THE Affirmative Action Group (AAG) yesterday pleaded with Parliament to pressure President Robert Mugabe to invoke Presidential powers and disband some local empowerment boards which were allegedly abusing the country’s indigenisation laws to milk government entities.

BY VENERANDA LANGA

AAG president Chamunorwa Chiwanza told the Youth, Indigenisation and Economic Empowerment Portfolio Committee chaired by Gokwe Nembudziya MP Justice Mayor Wadyajena that corruption levels in quasi-government boards had reached alarming levels especially among those tasked to enforce the indigenisation policy.

Chiwanza cited the Essar deal which he said was shoddy and needed to be reversed, describing it as “daylight robbery where the then Industry and Commerce minister Welshman Ncube shot from the hip when he signed the deal”.

“There are people we know participating in the fuel and banking industries who have fronted for foreigners, and even some of the mining companies which were struggling to contribute to community share ownership trusts – half of them are fronting for foreigners,” Chiwanza said.

“Some companies that are said to be now indigenised are not at all and one of the boards that the committee should ask the President to dissolve is the National Indigenisation and Economic Empowerment Board (NIEEB) and its chief executive officer Wilson Gwatiringa must be fired.”

Gwatiringa and his board are alleged to have fraudulently signed indigenisation papers for several companies.

The committee also called for the disbandment of the State Procurement Board (SPB) which was said to be awarding a lot of dubious tenders to favoured individuals and foreigners.

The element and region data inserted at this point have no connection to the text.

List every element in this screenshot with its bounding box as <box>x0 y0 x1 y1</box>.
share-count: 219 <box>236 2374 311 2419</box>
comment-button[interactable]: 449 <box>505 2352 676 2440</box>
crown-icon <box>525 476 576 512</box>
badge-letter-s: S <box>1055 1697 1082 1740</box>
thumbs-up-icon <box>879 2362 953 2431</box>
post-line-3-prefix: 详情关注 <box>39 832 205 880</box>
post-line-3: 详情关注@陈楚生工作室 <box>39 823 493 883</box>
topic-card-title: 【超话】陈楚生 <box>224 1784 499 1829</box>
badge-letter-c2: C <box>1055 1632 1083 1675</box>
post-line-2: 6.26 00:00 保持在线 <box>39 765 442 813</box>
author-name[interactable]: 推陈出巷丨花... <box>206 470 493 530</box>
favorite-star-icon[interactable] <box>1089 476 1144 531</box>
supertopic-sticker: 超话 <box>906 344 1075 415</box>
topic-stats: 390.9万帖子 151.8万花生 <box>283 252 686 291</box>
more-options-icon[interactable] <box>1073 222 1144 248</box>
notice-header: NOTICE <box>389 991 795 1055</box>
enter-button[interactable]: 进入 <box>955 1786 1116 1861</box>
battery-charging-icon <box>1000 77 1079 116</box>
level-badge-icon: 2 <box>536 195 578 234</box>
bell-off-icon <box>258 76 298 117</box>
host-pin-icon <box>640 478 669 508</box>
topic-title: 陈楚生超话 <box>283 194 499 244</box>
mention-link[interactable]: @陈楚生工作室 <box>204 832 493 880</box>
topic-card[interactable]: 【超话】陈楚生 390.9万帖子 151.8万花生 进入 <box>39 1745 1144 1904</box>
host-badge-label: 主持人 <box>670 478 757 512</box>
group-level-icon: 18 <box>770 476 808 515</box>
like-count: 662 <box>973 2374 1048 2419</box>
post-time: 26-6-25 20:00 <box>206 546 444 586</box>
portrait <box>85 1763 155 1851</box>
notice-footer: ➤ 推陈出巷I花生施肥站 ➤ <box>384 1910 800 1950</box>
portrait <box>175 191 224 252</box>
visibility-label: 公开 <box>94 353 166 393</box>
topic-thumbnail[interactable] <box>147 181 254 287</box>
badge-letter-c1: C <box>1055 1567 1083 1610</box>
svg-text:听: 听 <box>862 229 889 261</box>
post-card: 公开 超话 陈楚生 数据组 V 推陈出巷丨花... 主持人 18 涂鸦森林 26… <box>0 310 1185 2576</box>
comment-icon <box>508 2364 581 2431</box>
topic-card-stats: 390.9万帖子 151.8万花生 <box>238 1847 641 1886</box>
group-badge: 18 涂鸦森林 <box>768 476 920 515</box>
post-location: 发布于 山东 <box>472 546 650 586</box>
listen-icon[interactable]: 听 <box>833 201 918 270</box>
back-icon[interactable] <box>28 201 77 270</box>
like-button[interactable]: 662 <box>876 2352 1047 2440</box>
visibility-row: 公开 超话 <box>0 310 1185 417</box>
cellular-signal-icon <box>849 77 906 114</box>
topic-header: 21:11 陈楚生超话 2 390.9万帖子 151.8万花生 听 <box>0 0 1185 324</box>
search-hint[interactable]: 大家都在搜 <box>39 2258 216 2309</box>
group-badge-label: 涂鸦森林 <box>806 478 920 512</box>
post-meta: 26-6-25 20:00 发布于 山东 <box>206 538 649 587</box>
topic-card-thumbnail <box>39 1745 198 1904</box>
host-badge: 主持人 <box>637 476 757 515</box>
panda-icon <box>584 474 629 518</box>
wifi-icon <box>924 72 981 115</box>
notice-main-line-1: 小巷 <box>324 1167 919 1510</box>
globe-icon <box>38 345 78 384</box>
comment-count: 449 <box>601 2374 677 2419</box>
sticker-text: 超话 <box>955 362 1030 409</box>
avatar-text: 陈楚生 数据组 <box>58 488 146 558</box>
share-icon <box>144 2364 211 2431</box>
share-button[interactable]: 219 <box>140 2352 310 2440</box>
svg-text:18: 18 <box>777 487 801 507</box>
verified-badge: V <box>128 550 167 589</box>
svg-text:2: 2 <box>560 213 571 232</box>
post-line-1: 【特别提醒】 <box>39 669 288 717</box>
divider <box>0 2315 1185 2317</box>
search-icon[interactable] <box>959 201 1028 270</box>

“We urge Parliament to ask the President to invoke the Presidential Powers Act to nullify some of these boards, for example the SPB which we believe is there to empower a chosen few. We are saying there is corruption at the SPB and it should be disbanded,” Chiwanza said.

The committee also blasted the Rent Board for being inefficient and the Messenger of Court for alleged selective application of the law in attaching debtors’ properties.

“We are also surprised that some people in the Zimbabwe Investment Authority like its chairman Nigel Chanakira sometimes criticise the President and yet he is someone who is supposed to promote investment,” Chiwanza said.

Businessman Billy Rautenbach, former Energy and Power Development minister Dzikamai Mavhaire and Chiredzi South MP Callisto Gwanetsa (Zanu PF), among others were fingered by the AAG as having been involved in shady land deals at Tongaat Hullets.

AAG chief executive officer Davison Gomo said foreigners were also being given business licences to operate in fields supposed to be for Zimbabweans, thus disadvantaging locals. He called for clarity on some clauses in the indigenisation law, as well as possible amendments in order to economically empower locals.

Wadyajena asked the AAG to submit documentary evidence as well as names of companies and individuals that flouted the indigenisation laws to Parliament.